Preston County Highlights

  • Bill Shockey, WVU Extension Service ANR agent in Preston County, was awarded a SARE Research and Education grant titled “Obtaining Preventative Veterinary Services in Underserved Areas” for $67,092 over a two-year period. The objectives of the grant are to educate producers on the value of having a vet-client-patient relationship to keep animals healthy, and to provide producers tools to attract veterinarian services to underserved areas.
  • David Hartley, WVU Extension Service 4-H agent in Preston County, served on the design team that developed the 4-H National Youth Science Day kit that was used by thousands of 4-H participants across the nation.

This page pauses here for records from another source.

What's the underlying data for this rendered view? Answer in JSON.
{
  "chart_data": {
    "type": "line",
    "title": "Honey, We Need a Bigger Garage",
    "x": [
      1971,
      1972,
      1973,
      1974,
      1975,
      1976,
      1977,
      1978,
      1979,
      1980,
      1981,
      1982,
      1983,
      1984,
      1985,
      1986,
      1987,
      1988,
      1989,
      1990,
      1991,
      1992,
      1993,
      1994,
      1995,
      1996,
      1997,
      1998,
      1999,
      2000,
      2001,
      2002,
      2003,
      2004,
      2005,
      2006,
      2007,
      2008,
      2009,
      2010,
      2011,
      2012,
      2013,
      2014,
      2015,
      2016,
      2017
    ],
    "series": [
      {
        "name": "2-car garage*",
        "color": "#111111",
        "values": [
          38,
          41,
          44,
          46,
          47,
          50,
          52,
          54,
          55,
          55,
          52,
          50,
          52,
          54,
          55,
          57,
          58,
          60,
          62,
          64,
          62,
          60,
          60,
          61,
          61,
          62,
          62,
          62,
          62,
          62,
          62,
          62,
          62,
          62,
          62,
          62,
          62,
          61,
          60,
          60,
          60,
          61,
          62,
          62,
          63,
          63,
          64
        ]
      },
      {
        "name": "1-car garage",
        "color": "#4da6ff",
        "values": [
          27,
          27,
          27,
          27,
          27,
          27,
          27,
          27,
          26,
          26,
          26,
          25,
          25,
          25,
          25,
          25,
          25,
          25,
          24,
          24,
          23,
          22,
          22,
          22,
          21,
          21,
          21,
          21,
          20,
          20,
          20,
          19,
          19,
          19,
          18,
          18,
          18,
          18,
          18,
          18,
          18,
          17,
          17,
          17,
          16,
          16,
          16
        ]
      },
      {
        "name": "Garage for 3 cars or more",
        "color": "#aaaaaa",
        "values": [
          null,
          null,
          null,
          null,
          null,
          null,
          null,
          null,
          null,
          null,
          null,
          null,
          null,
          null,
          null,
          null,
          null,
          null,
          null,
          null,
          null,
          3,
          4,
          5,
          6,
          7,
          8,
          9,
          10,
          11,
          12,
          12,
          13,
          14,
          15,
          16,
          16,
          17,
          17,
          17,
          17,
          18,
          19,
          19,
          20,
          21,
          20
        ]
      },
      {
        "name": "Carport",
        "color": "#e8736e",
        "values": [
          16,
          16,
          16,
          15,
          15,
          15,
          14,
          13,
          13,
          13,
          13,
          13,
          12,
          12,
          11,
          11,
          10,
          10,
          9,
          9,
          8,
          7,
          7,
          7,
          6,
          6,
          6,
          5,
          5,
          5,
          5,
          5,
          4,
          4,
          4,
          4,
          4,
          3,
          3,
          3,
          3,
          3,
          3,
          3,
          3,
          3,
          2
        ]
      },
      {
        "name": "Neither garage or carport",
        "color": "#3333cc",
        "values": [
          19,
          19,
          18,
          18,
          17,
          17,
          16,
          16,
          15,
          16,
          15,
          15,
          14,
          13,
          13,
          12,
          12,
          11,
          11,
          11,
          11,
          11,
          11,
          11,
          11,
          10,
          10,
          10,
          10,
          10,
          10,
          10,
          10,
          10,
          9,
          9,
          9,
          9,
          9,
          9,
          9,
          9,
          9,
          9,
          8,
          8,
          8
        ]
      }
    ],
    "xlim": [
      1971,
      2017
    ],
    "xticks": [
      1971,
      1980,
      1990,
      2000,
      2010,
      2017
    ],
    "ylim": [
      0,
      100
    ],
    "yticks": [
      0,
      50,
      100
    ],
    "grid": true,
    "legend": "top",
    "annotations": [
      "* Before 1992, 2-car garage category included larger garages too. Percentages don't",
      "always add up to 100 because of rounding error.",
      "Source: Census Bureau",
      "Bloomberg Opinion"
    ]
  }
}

This program is in partnership with National 4-H Council and Google.
  • Extension Agent David Hartley served as director of the Older Members’ Conference, which serves 191 youths from 38 counties. Preston County was represented by 39 youths, the most of all counties, statewide.
  • The entire Preston County WVU Extension Service staff were greatly involved in the Preston County Buckwheat Festival. From the more than 300 livestock exhibits to the more than 2,000 exhibits in Memorial North, the Extension office coordinates a substantial portion of festival activities, which is a yearlong commitment.
  • 4-H Life, overseen by Megan Midcap, now the WVU Extension Service agent in Lewis County, is part of the national mentoring program designed to provide services to youths of incarcerated parents. These underserved clientele stand to benefit by participating in after-school and group mentoring programs, which have typically been unavailable to this vulnerable population.